If the SSD drive must be re-used or sold, completely removing all data (as opposed to changing the encryption key) is less likely to succeed. In particular, the only way to remove any data stored in memory regions marked as bad is by first un-marking these regions. This is only possible by using special utilities, which with present SSDs may be manufacturer-specific and not widely available (Intel and OCZ, for instance, make these utilities available for their drives). Generic tools are available, for instance TechSpot, HDAT2, KillDisk and DBAN, but I am not certain whether they are effective with all SSD types. This is equivalent to a low-level format on a traditional hard disk, and is not guaranteed to actually overwrite the "bad" clusters.

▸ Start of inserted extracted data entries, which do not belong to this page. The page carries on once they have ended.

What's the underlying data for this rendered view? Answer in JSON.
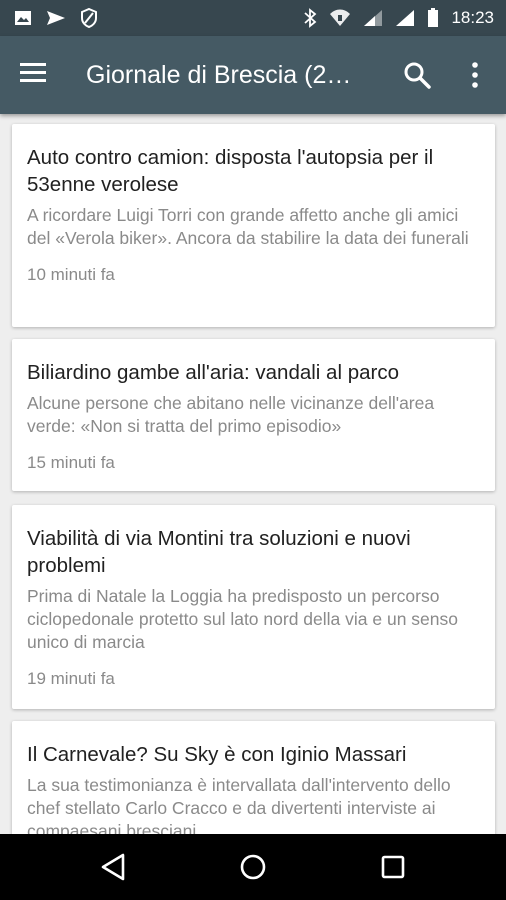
{
  "status_bar": {
    "time": "18:23",
    "icons": [
      "image-icon",
      "send-icon",
      "shield-icon",
      "bluetooth-icon",
      "wifi-icon",
      "signal-icon",
      "signal-icon",
      "battery-icon"
    ]
  },
  "app_bar": {
    "title": "Giornale di Brescia (2…",
    "icons": [
      "menu-icon",
      "search-icon",
      "more-vert-icon"
    ]
  },
  "articles": [
    {
      "title": "Auto contro camion: disposta l'autopsia per il 53enne verolese",
      "summary": "A ricordare Luigi Torri con grande affetto anche gli amici del «Verola biker». Ancora da stabilire la data dei funerali",
      "time": "10 minuti fa"
    },
    {
      "title": "Biliardino gambe all'aria: vandali al parco",
      "summary": "Alcune persone che abitano nelle vicinanze dell'area verde: «Non si tratta del primo episodio»",
      "time": "15 minuti fa"
    },
    {
      "title": "Viabilità di via Montini tra soluzioni e nuovi problemi",
      "summary": "Prima di Natale la Loggia ha predisposto un percorso ciclopedonale protetto sul lato nord della via e un senso unico di marcia",
      "time": "19 minuti fa"
    },
    {
      "title": "Il Carnevale? Su Sky è con Iginio Massari",
      "summary": "La sua testimonianza è intervallata dall'intervento dello chef stellato Carlo Cracco e da divertenti interviste ai compaesani bresciani",
      "time": ""
    }
  ],
  "nav_bar": {
    "icons": [
      "back-icon",
      "home-icon",
      "recents-icon"
    ]
  },
  "colors": {
    "status_bar": "#37474f",
    "app_bar": "#455a64",
    "background": "#eeeeee",
    "card": "#ffffff",
    "title_text": "#212121",
    "secondary_text": "#8a8a8a"
  }
}
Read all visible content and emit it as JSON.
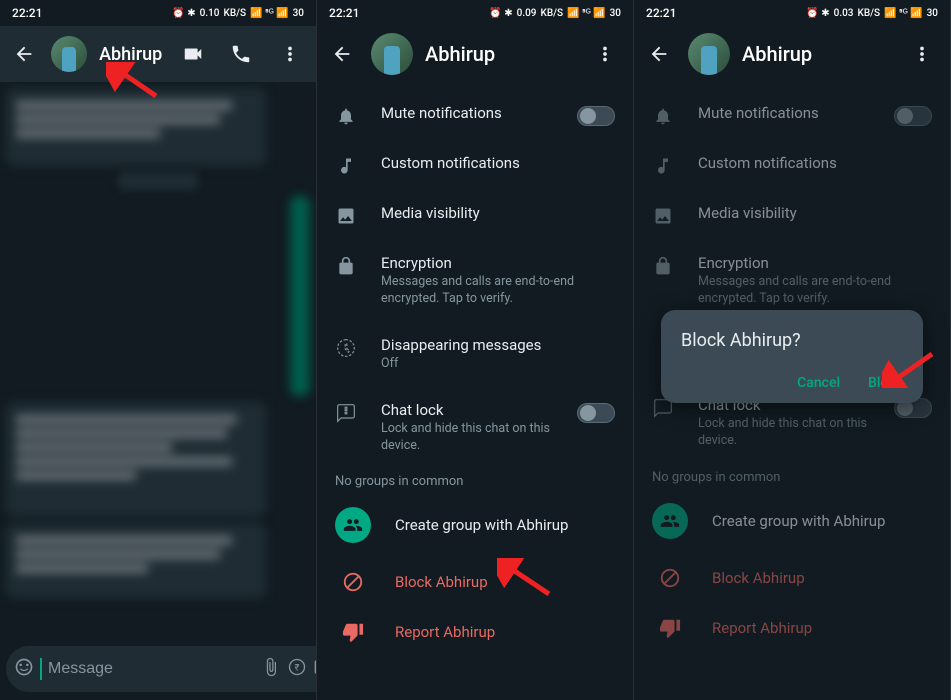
{
  "status": {
    "time": "22:21",
    "net1": "0.10",
    "net2": "0.09",
    "net3": "0.03",
    "net_unit": "KB/S",
    "battery": "30"
  },
  "contact": "Abhirup",
  "compose": {
    "placeholder": "Message"
  },
  "settings": {
    "mute": "Mute notifications",
    "custom": "Custom notifications",
    "media": "Media visibility",
    "encryption": "Encryption",
    "encryption_sub": "Messages and calls are end-to-end encrypted. Tap to verify.",
    "disappearing": "Disappearing messages",
    "disappearing_sub": "Off",
    "chatlock": "Chat lock",
    "chatlock_sub": "Lock and hide this chat on this device.",
    "no_groups": "No groups in common",
    "create_group": "Create group with Abhirup",
    "block": "Block Abhirup",
    "report": "Report Abhirup"
  },
  "dialog": {
    "title": "Block Abhirup?",
    "cancel": "Cancel",
    "confirm": "Block"
  }
}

Utilities designed to low-level format traditional hard disks may not work on SSDs. What is worse, these utilities may appear to work, but may not have the intended effect.

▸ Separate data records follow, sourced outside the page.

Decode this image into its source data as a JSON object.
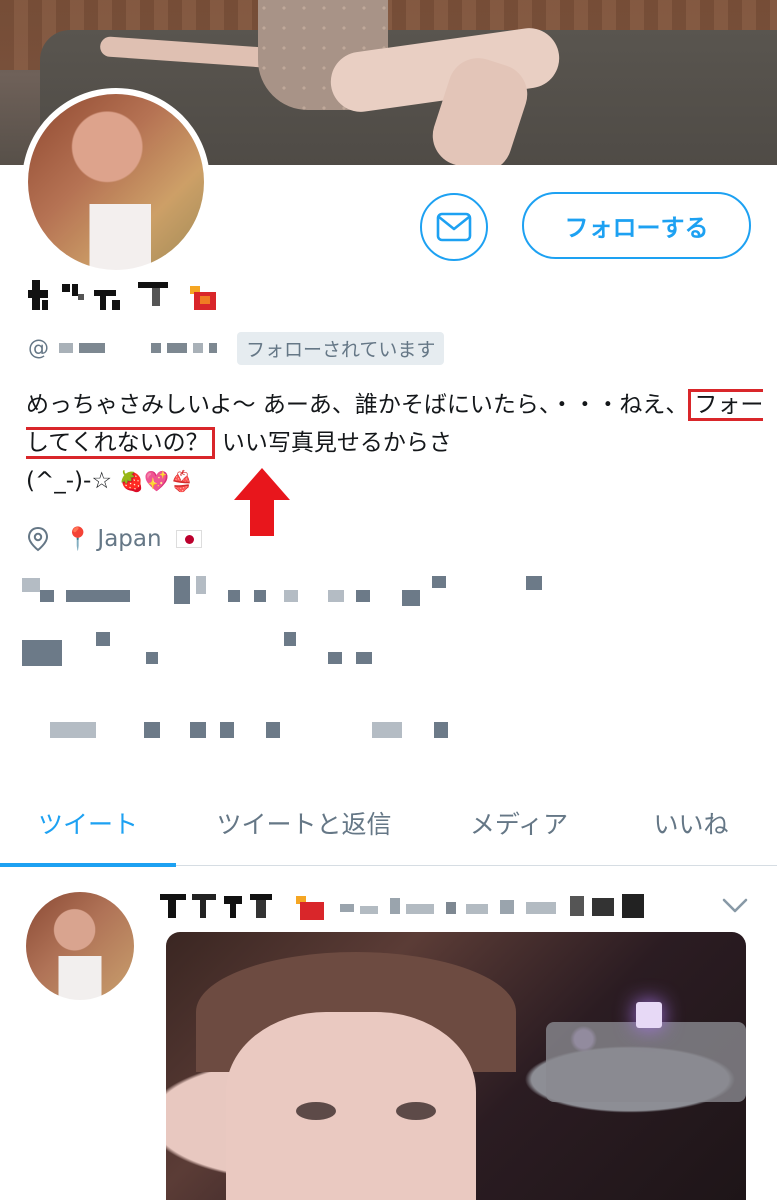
{
  "profile": {
    "follow_label": "フォローする",
    "handle_prefix": "@",
    "follows_you_label": "フォローされています",
    "bio_part1": "めっちゃさみしいよ〜 あーあ、誰かそばにいたら、・・・ねえ、",
    "bio_highlight": "フォーしてくれないの？",
    "bio_part2": " いい写真見せるからさ",
    "bio_part3": "(^_-)-☆ ",
    "bio_emojis": "🍓💖👙",
    "location_pin": "📍",
    "location_text": "Japan"
  },
  "tabs": [
    {
      "label": "ツイート",
      "active": true
    },
    {
      "label": "ツイートと返信",
      "active": false
    },
    {
      "label": "メディア",
      "active": false
    },
    {
      "label": "いいね",
      "active": false
    }
  ],
  "colors": {
    "accent": "#1da1f2",
    "highlight_border": "#d9262a",
    "muted_text": "#657786"
  },
  "icons": {
    "message": "envelope-icon",
    "location": "location-pin-icon",
    "tweet_menu": "chevron-down-icon",
    "annotation": "red-arrow-up"
  }
}
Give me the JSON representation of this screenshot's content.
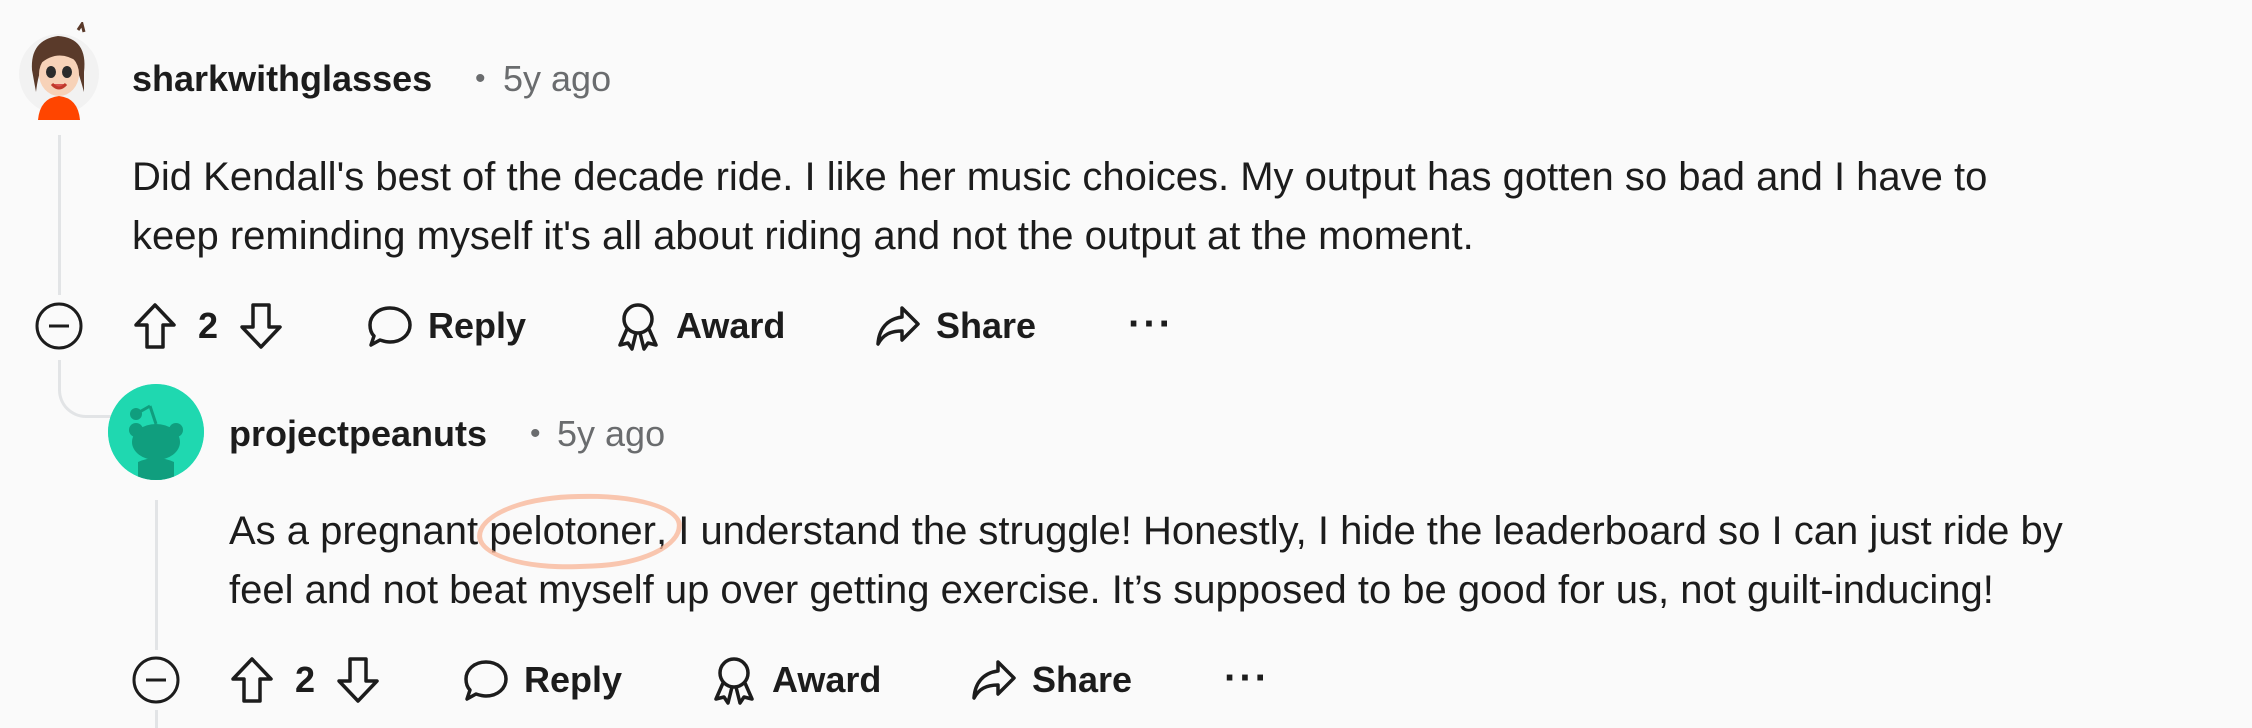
{
  "comments": [
    {
      "username": "sharkwithglasses",
      "separator": "•",
      "time": "5y ago",
      "body_line1": "Did Kendall's best of the decade ride. I like her music choices. My output has gotten so bad and I have to",
      "body_line2": "keep reminding myself it's all about riding and not the output at the moment.",
      "score": "2",
      "reply_label": "Reply",
      "award_label": "Award",
      "share_label": "Share",
      "more_label": "···"
    },
    {
      "username": "projectpeanuts",
      "separator": "•",
      "time": "5y ago",
      "body_line1_pre": "As a pregnant ",
      "body_line1_highlight": "pelotoner",
      "body_line1_post": ", I understand the struggle! Honestly, I hide the leaderboard so I can just ride by",
      "body_line2": "feel and not beat myself up over getting exercise. It’s supposed to be good for us, not guilt-inducing!",
      "score": "2",
      "reply_label": "Reply",
      "award_label": "Award",
      "share_label": "Share",
      "more_label": "···"
    }
  ],
  "colors": {
    "background": "#fafafa",
    "thread_line": "#e2e4e6",
    "meta_gray": "#6a6c6e",
    "highlight_ring": "#f8b496",
    "avatar2_teal": "#1fd8b0"
  },
  "icons": [
    "collapse-icon",
    "upvote-icon",
    "downvote-icon",
    "reply-icon",
    "award-icon",
    "share-icon",
    "more-icon"
  ]
}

In principle, all functioning memory locations on an SSD can be overwritten by filling the drive with random data. I recommend first filling the drive with large files, then formatting it, and subsequently filling it once more with a large number of small files (in a manner similar to the procedure for deleting memory cards). The formatting operation is not for added safety. It is only a faster way to start once more with an "empty" disk than deleting the files one by one.

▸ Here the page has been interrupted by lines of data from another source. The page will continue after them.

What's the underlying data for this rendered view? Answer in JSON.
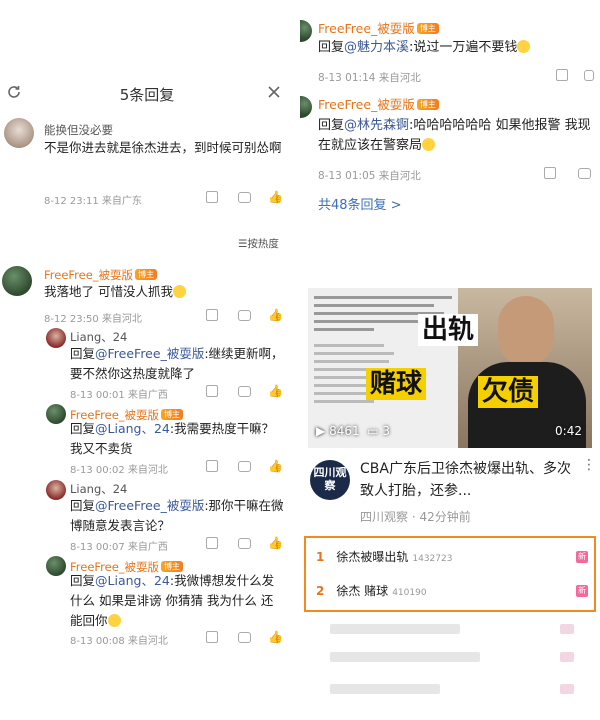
{
  "left": {
    "header": {
      "title": "5条回复"
    },
    "main_comment": {
      "username": "能换但没必要",
      "text": "不是你进去就是徐杰进去，到时候可别怂啊",
      "meta": "8-12 23:11 来自广东"
    },
    "sort_label": "按热度",
    "replies": [
      {
        "username": "FreeFree_被耍版",
        "badge": "博主",
        "text": "我落地了 可惜没人抓我",
        "meta": "8-12 23:50 来自河北",
        "avatar": "green"
      },
      {
        "username": "Liang、24",
        "prefix": "回复",
        "mention": "@FreeFree_被耍版",
        "text": ":继续更新啊，要不然你这热度就降了",
        "meta": "8-13 00:01 来自广西",
        "avatar": "red"
      },
      {
        "username": "FreeFree_被耍版",
        "badge": "博主",
        "prefix": "回复",
        "mention": "@Liang、24",
        "text": ":我需要热度干嘛？我又不卖货",
        "meta": "8-13 00:02 来自河北",
        "avatar": "green"
      },
      {
        "username": "Liang、24",
        "prefix": "回复",
        "mention": "@FreeFree_被耍版",
        "text": ":那你干嘛在微博随意发表言论？",
        "meta": "8-13 00:07 来自广西",
        "avatar": "red"
      },
      {
        "username": "FreeFree_被耍版",
        "badge": "博主",
        "prefix": "回复",
        "mention": "@Liang、24",
        "text": ":我微博想发什么发什么 如果是诽谤 你猜猜 我为什么 还能回你",
        "meta": "8-13 00:08 来自河北",
        "avatar": "green"
      }
    ]
  },
  "right": {
    "replies": [
      {
        "username": "FreeFree_被耍版",
        "badge": "博主",
        "prefix": "回复",
        "mention": "@魅力本溪",
        "text": ":说过一万遍不要钱",
        "meta": "8-13 01:14 来自河北"
      },
      {
        "username": "FreeFree_被耍版",
        "badge": "博主",
        "prefix": "回复",
        "mention": "@林先森锕",
        "text": ":哈哈哈哈哈哈 如果他报警 我现在就应该在警察局",
        "meta": "8-13 01:05 来自河北"
      }
    ],
    "more_replies": "共48条回复 >",
    "video": {
      "tag1": "出轨",
      "tag2": "赌球",
      "tag3": "欠债",
      "play_count": "8461",
      "comment_count": "3",
      "duration": "0:42"
    },
    "news": {
      "source_logo_text": "四川观察",
      "title": "CBA广东后卫徐杰被爆出轨、多次致人打胎，还参...",
      "source": "四川观察",
      "time": "42分钟前"
    },
    "hot_search": [
      {
        "rank": "1",
        "term": "徐杰被曝出轨",
        "count": "1432723",
        "tag": "新"
      },
      {
        "rank": "2",
        "term": "徐杰 赌球",
        "count": "410190",
        "tag": "新"
      }
    ]
  }
}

In principle, a secure SDD could be designed by enhancing its firmware. One possibility would be by physically overwriting with pseudo-random data all disk locations that the operating system requests to mark as free, or requests to overwrite, before the new data is written somewhere else on the disk. The most obvious drawbacks are that this would make disk operations slower, and roughly halve the lifetime of the disk.

Since I first wrote this page, I found support for the above ideas from a number of sources. In particular, not all SSDs have built-in, native encryption (which may be a partially useful solution to privacy concerns), and many have potential loopholes in their encryption or wipe routines that may leave the original contents accessible for recovery. See, for instance:
Cnet
Apple
NVSL
ComputerWorld

It remains possible to use external, open-source encryption software to protect the data stored on an SSD (or any other type of mass storage device). This approach requires no intervention by the user prior to the drive changing hands, as long as the decryption key is not stored anywhere on the system and is chosen to be impossible to guess. This does protect the data stored on an SSD, and largely removes concerns about the degree of protection afforded by internal encryption. It does not address other types of privacy attacks (e.g., weaknesses in the choice of keys, unknown weaknesses in cryptographic algorithms or their implementation, data interception and forwarding to an external party by software or hardware installed in the system without the knowledge of the user).

Conclusions

SSDs pose special privacy concerns. At this time, I don't regard the option of completely wiping a generic SSD drive before selling it as a secure option, and recommend physical destruction by grinding as the only secure solution.Disk encryption by external, open-source software remains a usable solution to protect data while the drive is still in use, but only as good as the total security of the system against intrusions.